By Karen Stoever of Peaceworks, Kansas Citry and Originally publisehd on the OMIUSA JPIC Website
Our thanks go to Jane Stoever of PeaceWorks, Kansas City for this article on the anti-nuclear protest action by Oblate Father Carl Kabat on July 4th.
Carl Kabat, 80, a priest in the Order of Mary Immaculate, spray-painted the National Security Campus entry sign at 10 a.m. July 4. This is Carl’s fourth consecutive “interdependence action” in July at the so-called campus, the new home for the Kansas City Plant (in Kansas City, Mo.), where the National Nuclear Security Administration this year will begin making and procuring non-nuclear parts for nuclear weapons. In a phone call to friends at 10:03 a.m., Carl said, “This damned plant has got to be closed somehow, some way.” He chose red paint to signify blood, he said, and after painting was sitting alone by the huge sign, awaiting arrest.
The new $687 million facility replaces the Kansas City Plant at Bannister Federal Complex, also in Kansas City, Mo., where the federal government has documented about 900 toxins–the legacy from radioactive and other substances used at the old plant. The Kansas City Plant makes parts such as wiring, fuses, guidance systems, security devices, and the trigger for nuclear weapons.
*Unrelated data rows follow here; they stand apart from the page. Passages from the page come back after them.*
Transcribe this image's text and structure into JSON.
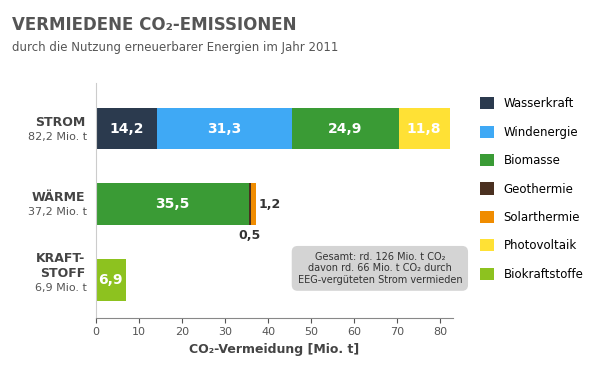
{
  "chart_data": {
    "type": "bar",
    "orientation": "horizontal",
    "stacked": true,
    "title": "VERMIEDENE CO₂-EMISSIONEN",
    "subtitle": "durch die Nutzung erneuerbarer Energien im Jahr 2011",
    "x_label": "CO₂-Vermeidung [Mio. t]",
    "categories": [
      "STROM",
      "WÄRME",
      "KRAFT-\nSTOFF"
    ],
    "total_labels": [
      "82,2 Mio. t",
      "37,2 Mio. t",
      "6,9 Mio. t"
    ],
    "series": [
      {
        "name": "Wasserkraft",
        "color": "#2b3a4e",
        "values": [
          14.2,
          null,
          null
        ],
        "value_labels": [
          "14,2",
          null,
          null
        ]
      },
      {
        "name": "Windenergie",
        "color": "#3fa9f5",
        "values": [
          31.3,
          null,
          null
        ],
        "value_labels": [
          "31,3",
          null,
          null
        ]
      },
      {
        "name": "Biomasse",
        "color": "#3a9b35",
        "values": [
          24.9,
          35.5,
          null
        ],
        "value_labels": [
          "24,9",
          "35,5",
          null
        ]
      },
      {
        "name": "Geothermie",
        "color": "#4a3020",
        "values": [
          null,
          0.5,
          null
        ],
        "value_labels": [
          null,
          "0,5",
          null
        ]
      },
      {
        "name": "Solarthermie",
        "color": "#f08c00",
        "values": [
          null,
          1.2,
          null
        ],
        "value_labels": [
          null,
          "1,2",
          null
        ]
      },
      {
        "name": "Photovoltaik",
        "color": "#ffe135",
        "values": [
          11.8,
          null,
          null
        ],
        "value_labels": [
          "11,8",
          null,
          null
        ]
      },
      {
        "name": "Biokraftstoffe",
        "color": "#8dc21f",
        "values": [
          null,
          null,
          6.9
        ],
        "value_labels": [
          null,
          null,
          "6,9"
        ]
      }
    ],
    "annotation": "Gesamt: rd. 126 Mio. t CO₂\ndavon rd. 66 Mio. t CO₂ durch\nEEG-vergüteten Strom vermieden",
    "xlim": [
      0,
      83
    ],
    "xticks": [
      0,
      10,
      20,
      30,
      40,
      50,
      60,
      70,
      80
    ],
    "data_labels": true,
    "legend": "right",
    "grid": false
  }
}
It is expected that Carl will spend the weekend in the Kansas City, Mo., Police Department’s holding cell; will come before a judge via TV court on Monday, July 7; will be freed; and will be told to return to Kansas City for a hearing, where he’ll speak truth to power.
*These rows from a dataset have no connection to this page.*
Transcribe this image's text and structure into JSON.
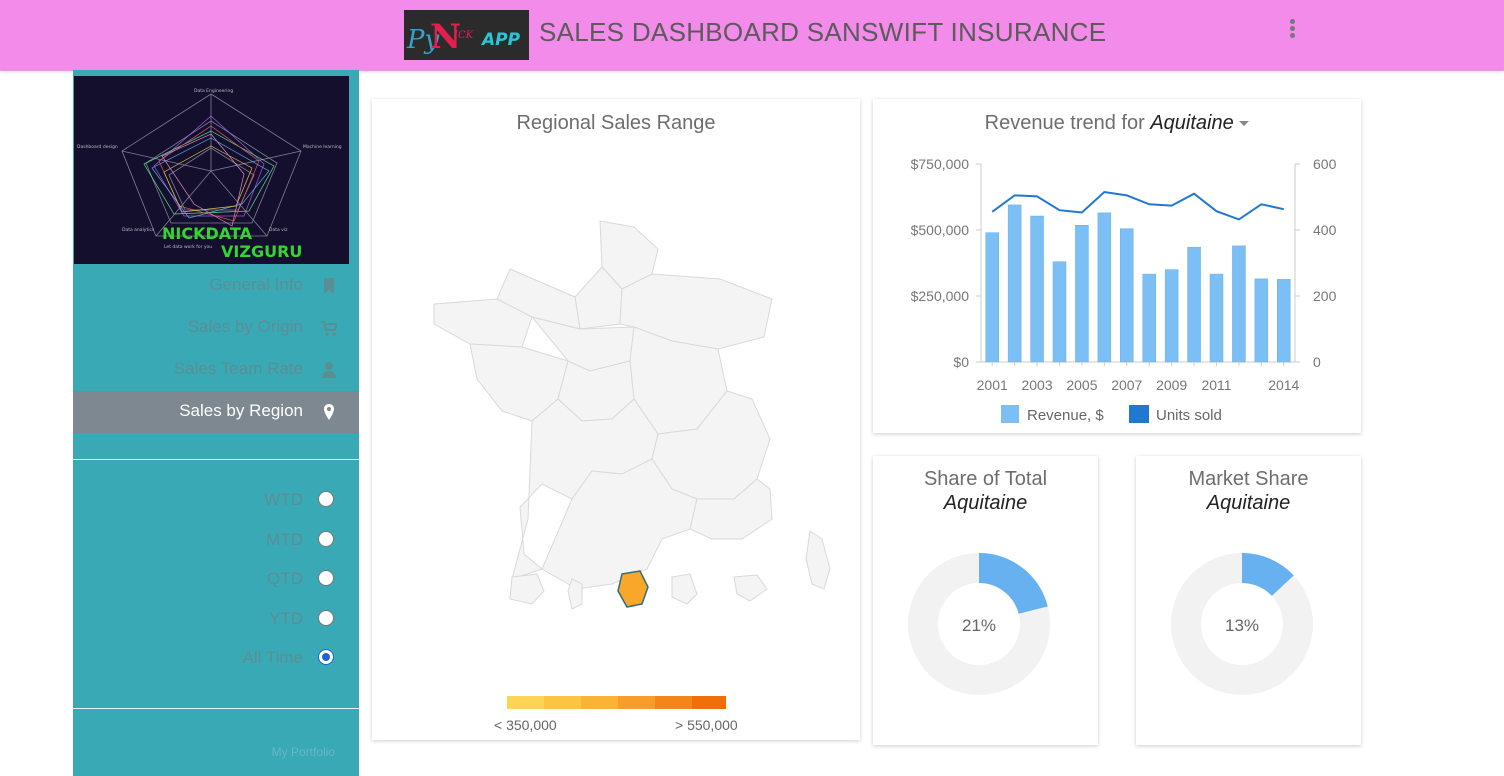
{
  "header": {
    "logo_text_py": "Py",
    "logo_text_n": "N",
    "logo_text_ick": "ICK",
    "logo_text_app": "APP",
    "title": "SALES DASHBOARD SANSWIFT INSURANCE"
  },
  "sidebar": {
    "image_text_1": "NICKDATA",
    "image_text_2": "VIZGURU",
    "nav": [
      {
        "label": "General Info",
        "icon": "bookmark-icon"
      },
      {
        "label": "Sales by Origin",
        "icon": "cart-icon"
      },
      {
        "label": "Sales Team Rate",
        "icon": "user-icon"
      },
      {
        "label": "Sales by Region",
        "icon": "map-marker-icon",
        "active": true
      }
    ],
    "periods": [
      {
        "label": "WTD",
        "checked": false
      },
      {
        "label": "MTD",
        "checked": false
      },
      {
        "label": "QTD",
        "checked": false
      },
      {
        "label": "YTD",
        "checked": false
      },
      {
        "label": "All Time",
        "checked": true
      }
    ],
    "portfolio_link": "My Portfolio"
  },
  "map_card": {
    "title": "Regional Sales Range",
    "legend_min": "< 350,000",
    "legend_max": "> 550,000",
    "legend_colors": [
      "#fdd455",
      "#fcc541",
      "#fbb336",
      "#f89d2b",
      "#f4851d",
      "#f06e0b"
    ],
    "highlight_color": "#f9a72b"
  },
  "revenue_card": {
    "title": "Revenue trend for",
    "region": "Aquitaine"
  },
  "chart_data": {
    "type": "bar",
    "x": [
      2001,
      2002,
      2003,
      2004,
      2005,
      2006,
      2007,
      2008,
      2009,
      2010,
      2011,
      2012,
      2013,
      2014
    ],
    "x_tick_labels": [
      "2001",
      "2003",
      "2005",
      "2007",
      "2009",
      "2011",
      "2014"
    ],
    "series": [
      {
        "name": "Revenue, $",
        "type": "bar",
        "axis": "left",
        "color": "#7bbff5",
        "values": [
          490000,
          595000,
          553000,
          380000,
          518000,
          565000,
          505000,
          333000,
          350000,
          435000,
          333000,
          440000,
          315000,
          313000
        ]
      },
      {
        "name": "Units sold",
        "type": "line",
        "axis": "right",
        "color": "#1f78d1",
        "values": [
          455,
          505,
          502,
          460,
          453,
          515,
          505,
          478,
          474,
          510,
          457,
          432,
          478,
          463
        ]
      }
    ],
    "y_left": {
      "ticks": [
        "$0",
        "$250,000",
        "$500,000",
        "$750,000"
      ],
      "ylim": [
        0,
        750000
      ]
    },
    "y_right": {
      "ticks": [
        "0",
        "200",
        "400",
        "600"
      ],
      "ylim": [
        0,
        600
      ]
    },
    "legend": "bottom"
  },
  "share_card": {
    "title": "Share of Total",
    "region": "Aquitaine",
    "percent_label": "21%",
    "value": 0.21
  },
  "market_card": {
    "title": "Market Share",
    "region": "Aquitaine",
    "percent_label": "13%",
    "value": 0.13
  },
  "colors": {
    "header": "#f28be9",
    "sidebar": "#3aa9b6",
    "active_nav": "#7d8890",
    "donut_fill": "#67b1f0",
    "donut_track": "#f2f2f2",
    "map_region": "#f4f4f4"
  }
}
About noon on July 4, lawyer Henry Stoever took pictures of Carl’s handiwork, but by 6 p.m., when Jane Stoever went for more pictures, the sign was under cover. Both Stoevers were warned to leave or be charged with trespass.
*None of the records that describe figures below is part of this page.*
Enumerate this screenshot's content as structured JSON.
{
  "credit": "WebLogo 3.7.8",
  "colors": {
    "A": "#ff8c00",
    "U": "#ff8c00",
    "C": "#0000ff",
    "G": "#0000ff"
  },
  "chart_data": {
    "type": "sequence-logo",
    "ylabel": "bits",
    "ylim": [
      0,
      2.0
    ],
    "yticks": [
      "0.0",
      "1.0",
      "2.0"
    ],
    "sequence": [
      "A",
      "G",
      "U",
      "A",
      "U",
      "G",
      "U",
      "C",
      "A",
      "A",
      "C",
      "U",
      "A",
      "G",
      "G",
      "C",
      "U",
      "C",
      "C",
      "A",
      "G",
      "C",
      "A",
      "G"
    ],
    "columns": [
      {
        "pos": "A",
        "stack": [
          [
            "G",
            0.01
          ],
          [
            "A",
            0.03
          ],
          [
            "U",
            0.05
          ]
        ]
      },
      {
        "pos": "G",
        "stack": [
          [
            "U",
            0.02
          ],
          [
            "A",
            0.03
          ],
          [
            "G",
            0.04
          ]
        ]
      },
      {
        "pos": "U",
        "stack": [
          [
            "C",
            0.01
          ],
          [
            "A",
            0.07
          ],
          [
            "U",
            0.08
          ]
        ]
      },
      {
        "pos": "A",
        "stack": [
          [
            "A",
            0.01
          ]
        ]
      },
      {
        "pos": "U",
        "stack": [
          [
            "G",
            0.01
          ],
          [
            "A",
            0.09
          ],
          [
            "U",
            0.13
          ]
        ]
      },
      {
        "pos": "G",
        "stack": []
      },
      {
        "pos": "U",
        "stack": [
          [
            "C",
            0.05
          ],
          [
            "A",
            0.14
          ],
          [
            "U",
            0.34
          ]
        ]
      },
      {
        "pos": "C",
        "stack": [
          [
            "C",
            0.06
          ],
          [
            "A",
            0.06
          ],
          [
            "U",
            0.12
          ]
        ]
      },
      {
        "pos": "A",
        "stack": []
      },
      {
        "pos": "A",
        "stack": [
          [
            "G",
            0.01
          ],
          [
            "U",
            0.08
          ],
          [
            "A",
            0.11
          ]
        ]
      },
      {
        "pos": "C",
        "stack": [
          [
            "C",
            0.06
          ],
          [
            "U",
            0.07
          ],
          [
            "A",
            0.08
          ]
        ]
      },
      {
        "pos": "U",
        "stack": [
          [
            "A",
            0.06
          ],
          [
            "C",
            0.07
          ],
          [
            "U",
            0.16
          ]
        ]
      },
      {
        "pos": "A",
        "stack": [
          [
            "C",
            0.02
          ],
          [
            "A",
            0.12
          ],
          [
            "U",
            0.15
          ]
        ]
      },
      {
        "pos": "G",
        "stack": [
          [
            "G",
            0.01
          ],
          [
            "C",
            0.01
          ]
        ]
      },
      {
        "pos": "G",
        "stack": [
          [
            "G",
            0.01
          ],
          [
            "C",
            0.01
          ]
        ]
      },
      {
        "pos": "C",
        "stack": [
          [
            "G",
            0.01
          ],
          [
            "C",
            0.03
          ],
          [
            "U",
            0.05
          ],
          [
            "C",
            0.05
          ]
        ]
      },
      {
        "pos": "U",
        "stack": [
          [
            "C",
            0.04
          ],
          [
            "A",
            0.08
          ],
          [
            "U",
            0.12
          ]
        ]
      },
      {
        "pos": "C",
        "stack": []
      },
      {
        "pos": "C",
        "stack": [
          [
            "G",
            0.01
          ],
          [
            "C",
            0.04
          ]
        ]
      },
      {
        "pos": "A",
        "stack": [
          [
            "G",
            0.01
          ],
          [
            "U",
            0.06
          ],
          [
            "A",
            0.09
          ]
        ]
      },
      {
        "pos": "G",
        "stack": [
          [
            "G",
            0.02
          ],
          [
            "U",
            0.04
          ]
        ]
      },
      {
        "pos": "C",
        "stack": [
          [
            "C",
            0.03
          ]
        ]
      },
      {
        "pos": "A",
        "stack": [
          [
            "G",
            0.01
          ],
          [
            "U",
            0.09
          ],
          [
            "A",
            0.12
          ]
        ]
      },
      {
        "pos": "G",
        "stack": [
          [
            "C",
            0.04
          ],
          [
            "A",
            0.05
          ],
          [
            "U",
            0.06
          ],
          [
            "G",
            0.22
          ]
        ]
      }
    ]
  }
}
In a statement Carl prepared before an earlier July 4 resistance action, Carl said, “One of our Minuteman III’s could kill approximately three million of our sisters and brothers. … We have perfected the ‘art’ of killing and burning. … Four Minuteman III’s could kill 12 million of our sisters and brothers. … The opinion of the International Court in 1995 states that nuclear weapons are a Crime Against Humanity!”
In 1980, Kabat became one of the first Plowshares, following Isaiah’s mandate to “beat swords into plowshares.” He has spent about 17 years in prison for resisting nuclear weapons. In his short phone call this July 4, Carl signed off, “God bless! Peace on you!”